The data on the effect of ß-blockers on HRV in post-MI patients are surprisingly scant. Despite the observation of statistically significant increases, the actual changes are very modest. However, it is of note that ß-blockade prevents the rise in the LF component observed in the morning hours. In conscious post-MI dogs, ß-blockers do not modify HRV. The unexpected observation that before MI, ß-blockade increases HRV only in the animals destined to be at low risk for lethal arrhythmias after MI may suggest novel approaches to post-MI risk stratification.
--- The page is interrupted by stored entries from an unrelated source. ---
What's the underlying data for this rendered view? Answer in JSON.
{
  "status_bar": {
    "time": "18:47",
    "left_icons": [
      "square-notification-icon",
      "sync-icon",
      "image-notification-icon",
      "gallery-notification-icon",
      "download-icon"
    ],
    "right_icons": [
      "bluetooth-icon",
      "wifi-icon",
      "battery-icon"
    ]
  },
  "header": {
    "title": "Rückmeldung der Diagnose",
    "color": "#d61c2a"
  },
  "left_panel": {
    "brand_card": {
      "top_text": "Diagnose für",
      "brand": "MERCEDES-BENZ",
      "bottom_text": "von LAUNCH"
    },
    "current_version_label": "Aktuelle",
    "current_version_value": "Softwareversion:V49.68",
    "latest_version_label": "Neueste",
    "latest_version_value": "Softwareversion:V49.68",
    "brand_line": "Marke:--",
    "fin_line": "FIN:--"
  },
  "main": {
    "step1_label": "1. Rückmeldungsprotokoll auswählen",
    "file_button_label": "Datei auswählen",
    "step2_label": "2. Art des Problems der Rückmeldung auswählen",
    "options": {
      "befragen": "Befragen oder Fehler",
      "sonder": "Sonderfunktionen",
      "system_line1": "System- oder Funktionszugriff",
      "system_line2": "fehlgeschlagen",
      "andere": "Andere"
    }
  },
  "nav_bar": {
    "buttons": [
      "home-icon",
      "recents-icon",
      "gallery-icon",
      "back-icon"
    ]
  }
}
Antiarrhythmic Drugs and HRV

Data exist for several antiarrhythmic drugs. Flecainide and propafenone but not amiodarone were reported to decrease time domain measures of HRV in patients with chronic ventricular arrhythmia. In another study, propafenone reduced HRV and decreased LF much more than HF, resulting in a significantly smaller LF/HF ratio. A larger study confirmed that flecainide, also encainide and moricizine, decreased HRV in post-MI patients but found no correlation between the change in HRV and mortality during follow-up. Thus, some antiarrhythmic drugs associated with increased mortality can reduce HRV. However, it is not known whether these changes in HRV have any direct prognostic significance.

Scopolamine and HRV

Low-dose muscarinic receptor blockers, such as atropine and scopolamine, may produce a paradoxical increase in vagal efferent activity, as suggested by a decrease in heart rate. Different studies examined the effects of transdermal scopolamine on indices of vagal activity in patients with a recent MI and with congestive heart failure. Scopolamine markedly increases HRV, which indicates that pharmacological modulation of neural activity with scopolamine may effectively increase vagal activity. However, the efficacy during long-term treatment has not been assessed. Furthermore, low-dose scopolamine does not prevent ventricular fibrillation caused by acute myocardial ischemia in post-MI dogs.

Thrombolysis and HRV

The effect of thrombolysis on HRV (assessed by pNN50) was reported in 95 patients with acute MI. HRV was higher 90 minutes after thrombolysis in the patients with patency of the infarct-related artery. However, this difference was no longer evident when the entire 24 hours were analyzed.

Exercise Training and HRV

Exercise training may decrease cardiovascular mortality and sudden cardiac death. Regular exercise training is also thought capable of modifying the autonomic balance. A recent experimental study designed to assess the effects of exercise training on markers of vagal activity has simultaneously provided information on changes in cardiac electrical stability. Conscious dogs documented to be at high risk by the previous occurrence of ventricular fibrillation during acute myocardial ischemia were randomly assigned to 6 weeks of either daily exercise training or cage rest followed by exercise training. After training, HRV (SDNN) increased by 74%, and all animals survived a new ischemic test. Exercise training can also accelerate recovery of the physiological sympathovagal interaction, as shown in post-MI patients.